[pymvpa] Train and test on different classes from a dataset

Mon Jan 14 17:59:52 UTC 2013

Dear Jan,

I was hoping to be able to compile a working demo for you, but I
couldn't make it so far -- please see below for some pointer...

On Fri, Jan 11, 2013 at 01:58:51PM +0100, Jan Derrfuss wrote:
> I would like to train a classifier on classes A vs. B and test it on
> classes C vs. D from the same dataset. The dataset consists of 6
> chunks and my aim is to perform a crossvalidation searchlight
> analysis (i.e., train A vs. B on chunks 1 to 5, predict C vs. D for
> chunk 6; then train A vs. B for chunks 1-4 and 6, predict C vs. D
> for chunk 5; and so on). When testing, a prediction of class A
> should be considered correct if the label is C and incorrect if the
> label is D (and vice versa for class B).

My approach would be to generate a new sample attribute that assigns the
same label to A and C samples and a different one to B and D labels.

Now you can run a cross-validation over the six original runs (nfold or
whatever you prefer).
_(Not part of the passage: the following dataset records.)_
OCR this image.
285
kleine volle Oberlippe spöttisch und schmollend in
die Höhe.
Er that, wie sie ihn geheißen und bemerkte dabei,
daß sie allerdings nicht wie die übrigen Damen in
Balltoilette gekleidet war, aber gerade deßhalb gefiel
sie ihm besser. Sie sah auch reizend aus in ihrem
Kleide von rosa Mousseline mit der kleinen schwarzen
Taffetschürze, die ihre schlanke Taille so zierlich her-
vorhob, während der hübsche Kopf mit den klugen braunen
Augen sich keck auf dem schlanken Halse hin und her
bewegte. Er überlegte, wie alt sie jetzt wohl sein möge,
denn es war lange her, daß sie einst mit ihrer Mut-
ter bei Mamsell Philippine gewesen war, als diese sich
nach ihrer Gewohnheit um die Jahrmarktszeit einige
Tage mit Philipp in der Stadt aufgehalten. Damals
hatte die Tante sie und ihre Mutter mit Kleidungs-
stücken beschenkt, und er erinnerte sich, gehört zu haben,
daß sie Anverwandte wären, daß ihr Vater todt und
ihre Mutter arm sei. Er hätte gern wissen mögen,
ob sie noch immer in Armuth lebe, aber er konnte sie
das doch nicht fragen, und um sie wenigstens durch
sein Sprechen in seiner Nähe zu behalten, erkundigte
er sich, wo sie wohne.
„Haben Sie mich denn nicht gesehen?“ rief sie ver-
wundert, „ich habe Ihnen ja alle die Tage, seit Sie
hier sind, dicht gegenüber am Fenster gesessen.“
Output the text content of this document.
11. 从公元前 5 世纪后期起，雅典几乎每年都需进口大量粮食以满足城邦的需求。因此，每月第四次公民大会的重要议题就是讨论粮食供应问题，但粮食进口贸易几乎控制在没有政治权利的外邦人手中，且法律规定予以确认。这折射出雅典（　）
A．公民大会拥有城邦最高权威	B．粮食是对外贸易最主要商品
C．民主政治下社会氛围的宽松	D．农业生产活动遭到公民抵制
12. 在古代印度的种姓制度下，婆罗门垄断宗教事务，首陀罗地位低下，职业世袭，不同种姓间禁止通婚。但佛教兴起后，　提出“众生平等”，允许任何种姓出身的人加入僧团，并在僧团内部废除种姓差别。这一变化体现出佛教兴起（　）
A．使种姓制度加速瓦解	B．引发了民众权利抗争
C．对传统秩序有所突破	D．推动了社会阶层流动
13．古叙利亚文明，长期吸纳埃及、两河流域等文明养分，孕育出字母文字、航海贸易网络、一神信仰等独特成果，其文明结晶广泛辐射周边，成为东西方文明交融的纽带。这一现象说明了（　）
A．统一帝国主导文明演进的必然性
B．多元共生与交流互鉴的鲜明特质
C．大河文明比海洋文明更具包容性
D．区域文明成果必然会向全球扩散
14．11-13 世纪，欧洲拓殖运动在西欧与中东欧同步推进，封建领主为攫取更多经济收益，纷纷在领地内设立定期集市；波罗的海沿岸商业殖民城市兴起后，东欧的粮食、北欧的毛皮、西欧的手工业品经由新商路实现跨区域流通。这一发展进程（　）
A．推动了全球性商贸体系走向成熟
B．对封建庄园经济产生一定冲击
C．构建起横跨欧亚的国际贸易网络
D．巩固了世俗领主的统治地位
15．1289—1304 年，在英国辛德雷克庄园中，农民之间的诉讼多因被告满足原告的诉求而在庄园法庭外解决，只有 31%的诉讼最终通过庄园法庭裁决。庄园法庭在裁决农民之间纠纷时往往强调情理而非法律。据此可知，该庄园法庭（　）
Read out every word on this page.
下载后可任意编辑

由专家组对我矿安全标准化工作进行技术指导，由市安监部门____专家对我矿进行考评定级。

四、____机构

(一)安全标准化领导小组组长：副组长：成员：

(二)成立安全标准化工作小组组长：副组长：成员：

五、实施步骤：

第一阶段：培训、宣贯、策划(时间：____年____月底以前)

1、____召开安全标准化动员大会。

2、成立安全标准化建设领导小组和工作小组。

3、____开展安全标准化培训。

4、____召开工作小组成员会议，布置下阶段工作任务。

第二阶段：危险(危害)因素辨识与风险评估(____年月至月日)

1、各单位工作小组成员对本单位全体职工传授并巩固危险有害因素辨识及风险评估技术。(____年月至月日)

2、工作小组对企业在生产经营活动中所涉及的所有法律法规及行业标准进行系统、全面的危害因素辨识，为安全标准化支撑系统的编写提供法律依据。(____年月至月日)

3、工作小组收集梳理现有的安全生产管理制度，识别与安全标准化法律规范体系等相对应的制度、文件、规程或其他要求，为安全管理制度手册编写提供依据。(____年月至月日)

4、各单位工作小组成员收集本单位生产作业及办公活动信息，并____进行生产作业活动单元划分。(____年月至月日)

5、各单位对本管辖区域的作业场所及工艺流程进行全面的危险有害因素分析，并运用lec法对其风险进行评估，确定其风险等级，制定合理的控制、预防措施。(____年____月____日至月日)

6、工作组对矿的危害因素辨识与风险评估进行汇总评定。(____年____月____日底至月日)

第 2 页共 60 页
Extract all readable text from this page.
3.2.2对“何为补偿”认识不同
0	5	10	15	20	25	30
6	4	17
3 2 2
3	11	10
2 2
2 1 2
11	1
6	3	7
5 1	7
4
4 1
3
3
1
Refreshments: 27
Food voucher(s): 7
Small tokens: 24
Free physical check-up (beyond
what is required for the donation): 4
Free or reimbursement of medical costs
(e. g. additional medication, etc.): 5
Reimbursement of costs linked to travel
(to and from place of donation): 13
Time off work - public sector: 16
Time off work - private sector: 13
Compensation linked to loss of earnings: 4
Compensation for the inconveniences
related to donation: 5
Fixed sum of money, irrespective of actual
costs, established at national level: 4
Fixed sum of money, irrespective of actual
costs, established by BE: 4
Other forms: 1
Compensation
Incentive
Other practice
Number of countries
Combine the partitioner with a Sifter

http://pymvpa.org/generated/mvpa2.generators.base.Sifter.html

to filter out the samples you do not want to test or train on. Please
have a look at the surce code of this class, for some reason the
examples are not rendered in the HTML version.

Please let me know if you can't put the pieces together and I'll try
harder to create some running example code....

Cheers,

Michael

-- 
Michael Hanke
http://mih.voxindeserto.de